At Treviso, where he had followed Guidotti's volunteers against the Austrians, he received three wounds, delighted to shed his blood for Italy (12 May 1848). He was taken to Venice, and on his recovery, he marched unarmed at the head of the volunteers in the fight at Mestre. After the Pope's flight from Rome and the proclamation of the Roman Republic, Bassi took part with Garibaldi's forces against the French troops sent to re-establish the temporal power. He risked his life many times while tending the wounded under fire, and when Garibaldi was forced to retreat from Rome with his volunteers, his chaplain followed him in his march to San Marino.

When the legion broke up, Garibaldi escaped. But Father Bassi and a fellow-Garibaldian, Count Giovanni Livraghi, after a long manhunt, were captured near Comacchio.
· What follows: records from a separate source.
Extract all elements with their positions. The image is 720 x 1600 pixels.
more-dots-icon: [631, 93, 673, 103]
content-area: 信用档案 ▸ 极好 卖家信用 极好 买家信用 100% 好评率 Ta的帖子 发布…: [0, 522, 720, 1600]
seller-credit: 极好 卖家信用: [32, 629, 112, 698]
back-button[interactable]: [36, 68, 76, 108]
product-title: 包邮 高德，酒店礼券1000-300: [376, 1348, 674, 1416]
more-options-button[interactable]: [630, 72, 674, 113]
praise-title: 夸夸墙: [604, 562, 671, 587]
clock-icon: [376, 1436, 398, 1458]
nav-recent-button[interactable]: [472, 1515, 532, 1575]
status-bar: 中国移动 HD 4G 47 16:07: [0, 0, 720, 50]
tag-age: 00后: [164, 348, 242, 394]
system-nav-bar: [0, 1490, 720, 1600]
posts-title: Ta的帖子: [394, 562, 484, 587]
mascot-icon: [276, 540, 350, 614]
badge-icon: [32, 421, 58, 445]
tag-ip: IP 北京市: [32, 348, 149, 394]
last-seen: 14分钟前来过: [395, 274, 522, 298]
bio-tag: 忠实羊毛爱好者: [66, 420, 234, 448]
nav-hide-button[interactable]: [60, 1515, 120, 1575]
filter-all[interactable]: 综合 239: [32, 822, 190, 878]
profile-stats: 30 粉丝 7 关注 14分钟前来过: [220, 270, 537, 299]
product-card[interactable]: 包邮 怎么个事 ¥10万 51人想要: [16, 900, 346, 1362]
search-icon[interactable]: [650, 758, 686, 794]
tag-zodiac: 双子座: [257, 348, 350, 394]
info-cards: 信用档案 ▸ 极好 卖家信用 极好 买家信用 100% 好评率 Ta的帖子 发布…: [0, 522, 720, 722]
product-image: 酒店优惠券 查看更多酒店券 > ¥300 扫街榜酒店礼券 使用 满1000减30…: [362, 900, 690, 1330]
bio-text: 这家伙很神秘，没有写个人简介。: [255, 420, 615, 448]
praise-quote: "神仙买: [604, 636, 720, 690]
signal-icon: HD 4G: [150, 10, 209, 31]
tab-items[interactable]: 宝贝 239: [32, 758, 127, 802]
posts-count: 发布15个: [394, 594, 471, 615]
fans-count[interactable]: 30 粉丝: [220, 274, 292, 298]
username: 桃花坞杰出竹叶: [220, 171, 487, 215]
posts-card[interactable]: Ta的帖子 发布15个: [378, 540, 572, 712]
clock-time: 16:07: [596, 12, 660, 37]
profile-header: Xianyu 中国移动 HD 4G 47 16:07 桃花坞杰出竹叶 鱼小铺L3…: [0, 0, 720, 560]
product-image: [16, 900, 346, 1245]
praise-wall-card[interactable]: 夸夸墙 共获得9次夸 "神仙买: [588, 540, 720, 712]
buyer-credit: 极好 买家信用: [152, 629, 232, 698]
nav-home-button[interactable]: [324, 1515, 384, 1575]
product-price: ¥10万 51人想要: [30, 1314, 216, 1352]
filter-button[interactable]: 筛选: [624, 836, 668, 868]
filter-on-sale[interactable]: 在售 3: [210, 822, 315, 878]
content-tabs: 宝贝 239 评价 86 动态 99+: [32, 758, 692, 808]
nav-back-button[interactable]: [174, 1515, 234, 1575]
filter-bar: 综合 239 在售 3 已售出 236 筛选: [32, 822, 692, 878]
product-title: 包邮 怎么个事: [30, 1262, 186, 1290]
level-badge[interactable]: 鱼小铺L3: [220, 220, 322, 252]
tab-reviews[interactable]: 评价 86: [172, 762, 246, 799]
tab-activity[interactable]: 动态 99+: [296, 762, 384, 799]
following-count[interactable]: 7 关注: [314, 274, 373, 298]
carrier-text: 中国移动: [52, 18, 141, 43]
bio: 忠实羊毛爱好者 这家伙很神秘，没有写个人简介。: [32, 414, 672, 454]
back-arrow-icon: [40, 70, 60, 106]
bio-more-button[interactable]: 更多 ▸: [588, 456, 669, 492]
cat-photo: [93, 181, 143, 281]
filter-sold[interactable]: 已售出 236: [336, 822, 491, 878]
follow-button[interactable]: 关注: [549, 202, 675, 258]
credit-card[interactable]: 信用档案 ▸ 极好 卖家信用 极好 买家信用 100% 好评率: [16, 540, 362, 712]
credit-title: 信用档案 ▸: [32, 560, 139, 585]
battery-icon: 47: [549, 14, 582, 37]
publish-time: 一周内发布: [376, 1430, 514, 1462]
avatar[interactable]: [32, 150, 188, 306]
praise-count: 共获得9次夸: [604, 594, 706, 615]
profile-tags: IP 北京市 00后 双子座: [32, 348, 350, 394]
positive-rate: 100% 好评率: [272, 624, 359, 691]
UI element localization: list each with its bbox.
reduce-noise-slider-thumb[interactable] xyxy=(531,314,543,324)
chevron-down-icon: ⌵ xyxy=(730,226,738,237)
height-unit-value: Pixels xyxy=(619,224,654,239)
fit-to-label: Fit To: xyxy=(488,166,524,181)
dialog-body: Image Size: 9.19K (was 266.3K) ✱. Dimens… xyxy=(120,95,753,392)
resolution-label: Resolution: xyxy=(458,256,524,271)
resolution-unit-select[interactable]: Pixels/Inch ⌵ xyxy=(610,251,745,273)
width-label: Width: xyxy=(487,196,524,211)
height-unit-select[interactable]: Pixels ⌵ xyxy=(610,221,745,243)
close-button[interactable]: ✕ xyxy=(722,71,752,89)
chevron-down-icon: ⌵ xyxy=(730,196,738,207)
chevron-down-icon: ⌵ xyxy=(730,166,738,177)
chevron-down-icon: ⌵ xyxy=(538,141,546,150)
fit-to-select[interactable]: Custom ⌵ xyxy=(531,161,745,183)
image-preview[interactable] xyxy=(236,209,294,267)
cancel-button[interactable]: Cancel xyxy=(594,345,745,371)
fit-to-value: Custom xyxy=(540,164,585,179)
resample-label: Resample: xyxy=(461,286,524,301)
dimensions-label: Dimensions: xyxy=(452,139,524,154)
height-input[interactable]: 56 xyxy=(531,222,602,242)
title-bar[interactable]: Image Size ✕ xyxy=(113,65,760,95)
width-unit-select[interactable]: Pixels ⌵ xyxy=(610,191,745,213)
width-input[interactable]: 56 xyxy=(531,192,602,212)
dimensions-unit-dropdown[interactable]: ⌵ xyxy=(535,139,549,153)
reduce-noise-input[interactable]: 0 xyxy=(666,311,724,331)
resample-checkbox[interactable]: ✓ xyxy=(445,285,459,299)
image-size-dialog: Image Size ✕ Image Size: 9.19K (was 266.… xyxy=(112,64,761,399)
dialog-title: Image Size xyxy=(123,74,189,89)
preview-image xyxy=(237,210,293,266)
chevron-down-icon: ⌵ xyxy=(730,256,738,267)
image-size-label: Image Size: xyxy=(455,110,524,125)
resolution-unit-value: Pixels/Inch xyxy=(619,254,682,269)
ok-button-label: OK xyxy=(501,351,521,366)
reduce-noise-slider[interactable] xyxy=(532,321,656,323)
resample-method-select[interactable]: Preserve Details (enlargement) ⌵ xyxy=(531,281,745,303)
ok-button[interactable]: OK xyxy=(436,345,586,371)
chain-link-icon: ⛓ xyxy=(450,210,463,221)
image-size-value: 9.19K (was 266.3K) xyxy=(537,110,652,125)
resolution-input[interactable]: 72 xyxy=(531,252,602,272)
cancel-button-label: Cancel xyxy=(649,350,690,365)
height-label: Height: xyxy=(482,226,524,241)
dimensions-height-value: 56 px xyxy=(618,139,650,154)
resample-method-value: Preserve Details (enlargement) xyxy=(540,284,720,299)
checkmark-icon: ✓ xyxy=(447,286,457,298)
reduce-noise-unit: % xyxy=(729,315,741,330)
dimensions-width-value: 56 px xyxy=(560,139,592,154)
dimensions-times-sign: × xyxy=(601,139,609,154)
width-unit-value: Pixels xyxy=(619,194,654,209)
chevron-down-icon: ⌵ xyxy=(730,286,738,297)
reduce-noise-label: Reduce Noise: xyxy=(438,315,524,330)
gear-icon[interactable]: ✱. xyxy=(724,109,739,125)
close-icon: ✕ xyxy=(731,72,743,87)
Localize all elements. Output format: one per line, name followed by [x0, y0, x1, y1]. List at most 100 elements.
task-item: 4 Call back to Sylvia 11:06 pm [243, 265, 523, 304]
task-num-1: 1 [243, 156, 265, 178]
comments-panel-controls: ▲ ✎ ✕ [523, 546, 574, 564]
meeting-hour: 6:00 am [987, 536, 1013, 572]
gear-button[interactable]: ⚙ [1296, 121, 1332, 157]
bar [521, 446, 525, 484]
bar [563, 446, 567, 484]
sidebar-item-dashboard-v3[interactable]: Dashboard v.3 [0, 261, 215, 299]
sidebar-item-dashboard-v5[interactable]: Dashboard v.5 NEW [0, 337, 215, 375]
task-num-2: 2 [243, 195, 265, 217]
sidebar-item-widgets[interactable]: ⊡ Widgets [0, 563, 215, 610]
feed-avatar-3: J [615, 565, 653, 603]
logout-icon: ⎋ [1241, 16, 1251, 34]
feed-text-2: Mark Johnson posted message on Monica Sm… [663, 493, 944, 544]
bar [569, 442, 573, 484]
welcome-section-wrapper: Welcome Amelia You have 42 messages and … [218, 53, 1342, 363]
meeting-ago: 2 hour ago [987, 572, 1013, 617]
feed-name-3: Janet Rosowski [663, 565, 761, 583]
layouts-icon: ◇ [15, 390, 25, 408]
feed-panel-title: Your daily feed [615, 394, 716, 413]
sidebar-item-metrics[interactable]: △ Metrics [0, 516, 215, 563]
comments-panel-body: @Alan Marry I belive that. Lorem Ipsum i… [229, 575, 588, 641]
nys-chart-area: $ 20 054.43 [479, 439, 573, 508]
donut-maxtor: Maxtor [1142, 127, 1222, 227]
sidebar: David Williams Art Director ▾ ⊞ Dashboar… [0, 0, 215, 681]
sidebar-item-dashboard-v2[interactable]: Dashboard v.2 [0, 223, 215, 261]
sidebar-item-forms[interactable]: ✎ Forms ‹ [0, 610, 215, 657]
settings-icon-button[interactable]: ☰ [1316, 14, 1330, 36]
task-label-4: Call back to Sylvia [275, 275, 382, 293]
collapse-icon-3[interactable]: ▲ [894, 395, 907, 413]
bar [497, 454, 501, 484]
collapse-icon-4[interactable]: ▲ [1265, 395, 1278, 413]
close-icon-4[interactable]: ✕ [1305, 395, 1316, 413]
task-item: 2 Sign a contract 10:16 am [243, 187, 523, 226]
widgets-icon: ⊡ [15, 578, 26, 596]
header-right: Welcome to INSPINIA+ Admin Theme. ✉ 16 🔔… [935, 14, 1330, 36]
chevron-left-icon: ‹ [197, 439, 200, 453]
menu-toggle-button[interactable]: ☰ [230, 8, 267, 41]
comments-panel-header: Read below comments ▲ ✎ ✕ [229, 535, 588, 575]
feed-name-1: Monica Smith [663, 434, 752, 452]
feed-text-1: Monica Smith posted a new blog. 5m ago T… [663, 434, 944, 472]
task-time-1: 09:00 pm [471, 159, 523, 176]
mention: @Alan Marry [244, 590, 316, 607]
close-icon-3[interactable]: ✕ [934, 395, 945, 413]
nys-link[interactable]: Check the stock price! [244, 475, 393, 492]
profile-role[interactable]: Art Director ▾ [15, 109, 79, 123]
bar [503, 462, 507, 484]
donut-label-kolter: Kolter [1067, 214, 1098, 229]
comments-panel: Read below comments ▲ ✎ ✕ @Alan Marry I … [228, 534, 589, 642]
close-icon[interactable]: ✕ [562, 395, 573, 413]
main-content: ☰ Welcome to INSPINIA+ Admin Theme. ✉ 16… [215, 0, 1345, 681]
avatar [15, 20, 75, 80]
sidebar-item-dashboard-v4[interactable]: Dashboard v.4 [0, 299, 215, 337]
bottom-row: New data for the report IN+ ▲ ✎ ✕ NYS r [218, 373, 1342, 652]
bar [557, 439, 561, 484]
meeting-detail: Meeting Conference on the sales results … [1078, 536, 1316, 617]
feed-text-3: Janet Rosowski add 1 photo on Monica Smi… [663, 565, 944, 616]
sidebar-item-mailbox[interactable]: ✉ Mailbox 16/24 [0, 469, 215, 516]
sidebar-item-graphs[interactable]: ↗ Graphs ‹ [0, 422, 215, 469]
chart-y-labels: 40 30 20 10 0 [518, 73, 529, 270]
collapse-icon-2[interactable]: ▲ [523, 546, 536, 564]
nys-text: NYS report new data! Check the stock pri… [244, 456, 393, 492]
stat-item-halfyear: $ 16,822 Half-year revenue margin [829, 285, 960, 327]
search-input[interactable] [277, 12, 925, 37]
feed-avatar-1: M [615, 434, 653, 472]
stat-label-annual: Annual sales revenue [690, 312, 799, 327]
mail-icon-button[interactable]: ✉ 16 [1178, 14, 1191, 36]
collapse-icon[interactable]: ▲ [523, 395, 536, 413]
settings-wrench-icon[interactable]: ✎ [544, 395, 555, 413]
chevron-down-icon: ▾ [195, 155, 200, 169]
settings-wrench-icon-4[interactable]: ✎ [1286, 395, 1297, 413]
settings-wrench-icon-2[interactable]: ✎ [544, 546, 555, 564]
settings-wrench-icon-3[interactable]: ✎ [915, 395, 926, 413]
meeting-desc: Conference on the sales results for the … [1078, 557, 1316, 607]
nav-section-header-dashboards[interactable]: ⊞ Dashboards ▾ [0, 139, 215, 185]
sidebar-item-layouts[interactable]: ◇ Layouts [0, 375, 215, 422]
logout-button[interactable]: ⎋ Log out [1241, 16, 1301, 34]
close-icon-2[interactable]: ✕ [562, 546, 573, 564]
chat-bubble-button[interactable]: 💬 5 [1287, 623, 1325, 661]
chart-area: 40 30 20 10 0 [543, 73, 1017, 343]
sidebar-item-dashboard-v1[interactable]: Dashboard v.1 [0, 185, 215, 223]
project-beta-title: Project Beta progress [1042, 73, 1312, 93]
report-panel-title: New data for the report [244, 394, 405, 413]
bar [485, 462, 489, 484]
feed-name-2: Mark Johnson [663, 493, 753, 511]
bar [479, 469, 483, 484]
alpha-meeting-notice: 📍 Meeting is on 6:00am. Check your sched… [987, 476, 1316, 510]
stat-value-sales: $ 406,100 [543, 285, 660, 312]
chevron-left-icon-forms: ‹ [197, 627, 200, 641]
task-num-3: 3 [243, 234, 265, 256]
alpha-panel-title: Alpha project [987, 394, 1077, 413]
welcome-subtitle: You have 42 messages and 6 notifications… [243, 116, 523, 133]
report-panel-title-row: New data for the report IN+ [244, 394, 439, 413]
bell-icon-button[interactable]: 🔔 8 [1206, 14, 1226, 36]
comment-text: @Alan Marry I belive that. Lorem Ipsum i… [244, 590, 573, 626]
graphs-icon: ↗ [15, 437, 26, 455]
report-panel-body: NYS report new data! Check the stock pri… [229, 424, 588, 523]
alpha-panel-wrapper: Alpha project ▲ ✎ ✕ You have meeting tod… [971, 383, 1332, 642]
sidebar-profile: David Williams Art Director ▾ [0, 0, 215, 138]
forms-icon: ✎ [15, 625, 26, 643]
On being brought before the papal governor, Bassi said: "I am guilty of no crime save that of being an Italian like yourself. I have risked my life for Italy, and your duty is to do good to those who have suffered for her." The governor responded by handing the prisoners over to an Austrian officer. They were escorted to Bologna, convicted by a military tribunal with having been caught bearing arms. Both men were executed by firing squad on 8 August 1849.

The execution of Father Bassi enraged Liberals all over Europe.

In the Luigi Magni's film In the Name of the Sovereign People (1990), Ugo Bassi is played by Jacques Perrin.